08-29-2016 05:28 BJT

General aviation is still new to many in China. But with recent relaxations in government policy, there is now a substantial number of organizations working hard to open up the sky to the masses.

At the Shenyang Faku airshow, you might not see the most spectacular aircraft maneuvers like those in the Paris Airshow. But, you can feel the soaring passion. After four successful years, this has become the biggest playground for aviation enthusiasts in northeast China.

4 years ago, China launched a Five-Year Plan to build a popular and diversified civil aviation industry. The constraint does not lie with a lack of aviation enthusiasts, but an airspace that is tightly controlled.

Other than the limitations of low-altitude airspace, for general aviation to really take off, there also needs to be an increase in the number of airfields available. The Caihu airport where the show is held, acts as a good example. Brand new hangars continue to spring up, and more pilots are acquiring private licenses.

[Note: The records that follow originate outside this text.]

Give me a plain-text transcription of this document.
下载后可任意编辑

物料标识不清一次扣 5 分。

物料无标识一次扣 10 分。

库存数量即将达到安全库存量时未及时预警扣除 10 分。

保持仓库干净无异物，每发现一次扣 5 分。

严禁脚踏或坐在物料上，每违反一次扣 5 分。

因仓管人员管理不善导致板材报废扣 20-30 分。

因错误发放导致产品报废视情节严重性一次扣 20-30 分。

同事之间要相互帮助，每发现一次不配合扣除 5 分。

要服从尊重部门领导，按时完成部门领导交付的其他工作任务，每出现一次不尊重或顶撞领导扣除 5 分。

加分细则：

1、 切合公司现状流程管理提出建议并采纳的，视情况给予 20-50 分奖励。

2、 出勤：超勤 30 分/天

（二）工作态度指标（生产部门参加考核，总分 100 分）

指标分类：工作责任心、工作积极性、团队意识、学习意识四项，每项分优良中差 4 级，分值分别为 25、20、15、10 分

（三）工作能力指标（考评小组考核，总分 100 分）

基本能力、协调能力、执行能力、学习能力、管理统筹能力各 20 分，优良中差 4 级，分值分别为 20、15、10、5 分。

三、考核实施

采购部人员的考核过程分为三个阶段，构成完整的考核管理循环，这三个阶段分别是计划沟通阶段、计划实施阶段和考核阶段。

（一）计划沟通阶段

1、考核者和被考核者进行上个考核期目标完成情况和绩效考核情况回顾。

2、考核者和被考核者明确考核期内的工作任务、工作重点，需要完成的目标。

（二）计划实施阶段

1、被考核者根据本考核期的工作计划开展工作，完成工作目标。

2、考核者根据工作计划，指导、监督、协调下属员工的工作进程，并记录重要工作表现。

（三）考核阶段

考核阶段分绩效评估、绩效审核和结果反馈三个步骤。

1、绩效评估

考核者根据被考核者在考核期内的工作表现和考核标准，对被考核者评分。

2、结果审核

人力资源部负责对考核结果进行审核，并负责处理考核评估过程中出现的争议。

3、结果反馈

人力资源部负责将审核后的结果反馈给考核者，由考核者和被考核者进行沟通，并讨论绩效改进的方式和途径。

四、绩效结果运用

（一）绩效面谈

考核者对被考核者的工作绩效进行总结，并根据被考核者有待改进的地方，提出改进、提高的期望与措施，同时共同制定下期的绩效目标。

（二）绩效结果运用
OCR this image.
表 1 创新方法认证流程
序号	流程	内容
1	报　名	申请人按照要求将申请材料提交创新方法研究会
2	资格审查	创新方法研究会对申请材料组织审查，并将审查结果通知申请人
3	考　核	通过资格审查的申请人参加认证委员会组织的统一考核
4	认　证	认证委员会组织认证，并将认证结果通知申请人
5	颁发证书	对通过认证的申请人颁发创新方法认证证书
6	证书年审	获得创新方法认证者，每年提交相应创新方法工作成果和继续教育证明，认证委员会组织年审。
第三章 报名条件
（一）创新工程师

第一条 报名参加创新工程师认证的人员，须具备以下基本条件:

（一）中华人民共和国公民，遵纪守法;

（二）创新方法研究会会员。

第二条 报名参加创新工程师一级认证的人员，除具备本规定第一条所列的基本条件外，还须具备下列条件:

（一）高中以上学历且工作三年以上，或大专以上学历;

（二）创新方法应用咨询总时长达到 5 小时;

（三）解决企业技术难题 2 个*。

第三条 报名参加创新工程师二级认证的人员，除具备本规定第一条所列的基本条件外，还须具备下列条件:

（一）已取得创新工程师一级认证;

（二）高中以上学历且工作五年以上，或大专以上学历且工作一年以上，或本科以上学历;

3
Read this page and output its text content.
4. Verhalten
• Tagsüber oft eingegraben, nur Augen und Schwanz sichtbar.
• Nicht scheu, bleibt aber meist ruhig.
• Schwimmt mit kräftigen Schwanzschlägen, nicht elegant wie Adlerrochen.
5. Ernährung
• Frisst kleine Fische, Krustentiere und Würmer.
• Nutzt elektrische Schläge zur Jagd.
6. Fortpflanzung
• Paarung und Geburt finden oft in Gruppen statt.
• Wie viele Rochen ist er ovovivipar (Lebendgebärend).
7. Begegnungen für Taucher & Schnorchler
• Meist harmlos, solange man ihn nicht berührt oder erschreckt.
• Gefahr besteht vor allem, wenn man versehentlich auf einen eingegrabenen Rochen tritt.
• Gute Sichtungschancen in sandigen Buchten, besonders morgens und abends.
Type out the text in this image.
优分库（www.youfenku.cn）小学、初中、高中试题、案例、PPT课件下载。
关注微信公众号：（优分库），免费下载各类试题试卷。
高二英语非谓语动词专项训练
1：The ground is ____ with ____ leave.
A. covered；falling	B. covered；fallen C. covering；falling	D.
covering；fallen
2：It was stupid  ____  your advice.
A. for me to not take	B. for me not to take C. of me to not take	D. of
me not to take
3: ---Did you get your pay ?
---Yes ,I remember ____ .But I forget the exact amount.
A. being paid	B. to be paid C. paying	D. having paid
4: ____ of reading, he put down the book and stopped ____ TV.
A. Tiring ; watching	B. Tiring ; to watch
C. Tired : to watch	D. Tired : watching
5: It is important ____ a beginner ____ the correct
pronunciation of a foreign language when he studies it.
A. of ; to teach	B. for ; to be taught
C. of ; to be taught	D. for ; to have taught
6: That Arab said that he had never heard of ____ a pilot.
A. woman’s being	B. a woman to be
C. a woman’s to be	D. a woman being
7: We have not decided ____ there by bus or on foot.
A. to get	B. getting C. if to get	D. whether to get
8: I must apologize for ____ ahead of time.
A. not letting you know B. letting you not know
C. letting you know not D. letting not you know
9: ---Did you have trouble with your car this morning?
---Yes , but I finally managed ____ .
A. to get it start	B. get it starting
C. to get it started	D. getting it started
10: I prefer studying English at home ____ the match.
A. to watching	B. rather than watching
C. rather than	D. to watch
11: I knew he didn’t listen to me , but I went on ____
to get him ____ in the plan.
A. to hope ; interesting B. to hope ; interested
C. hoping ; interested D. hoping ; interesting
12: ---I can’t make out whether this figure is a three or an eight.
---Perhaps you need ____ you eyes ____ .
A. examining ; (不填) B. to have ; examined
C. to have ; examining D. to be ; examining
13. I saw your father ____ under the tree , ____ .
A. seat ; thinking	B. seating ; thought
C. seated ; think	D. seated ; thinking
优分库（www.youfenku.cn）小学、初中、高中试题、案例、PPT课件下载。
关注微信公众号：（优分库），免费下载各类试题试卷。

"I've had to complete 150 flying hours in order to become a certified flight instructor. And I think there is a promising future ahead of us as more people apply for a private pilot license," Peng Jian, private pilot with Shenyang Caihu Airport in Liaoning Province, said.

In the US, the general aviation industry contributes billions of dollars to the economy. And China doesn't want to miss out on this. Last year, the country opened over a third of its low-altitude airspace.

"This airport has the least restrictions in low-altitude flights. We don't need to file a flight plan to the General Administration of Civil Aviation prior to a flight. Trainee pilots can fly freely below 1000 meters in a radius of 10 kilometers," Chen Zhanwei, certified flight instructor with Shenyang Caihu Airport in Liaoning Province, said.

The airport has bigger ambitions after the airshow. It plans to become a key training base not just for private pilots, but for airline and commercial pilots as well.

"The runway will be expanded to meet the requirements of trainings for commercial pilots, our aim is to become the center of general aviation industry in Liaoning province. And also, the constructions of several other airports around us have already begun," Li Wenjie, deputy director with Administrative Committee of Faku Caihu Airport, said.

Massive changes to China's general aviation industry are coming -- the central government green lit the construction of 300 new general aviation airports this year, more than double the existing number. This acknowledges the importance of general aviation and how vital it is to the country's transportation system.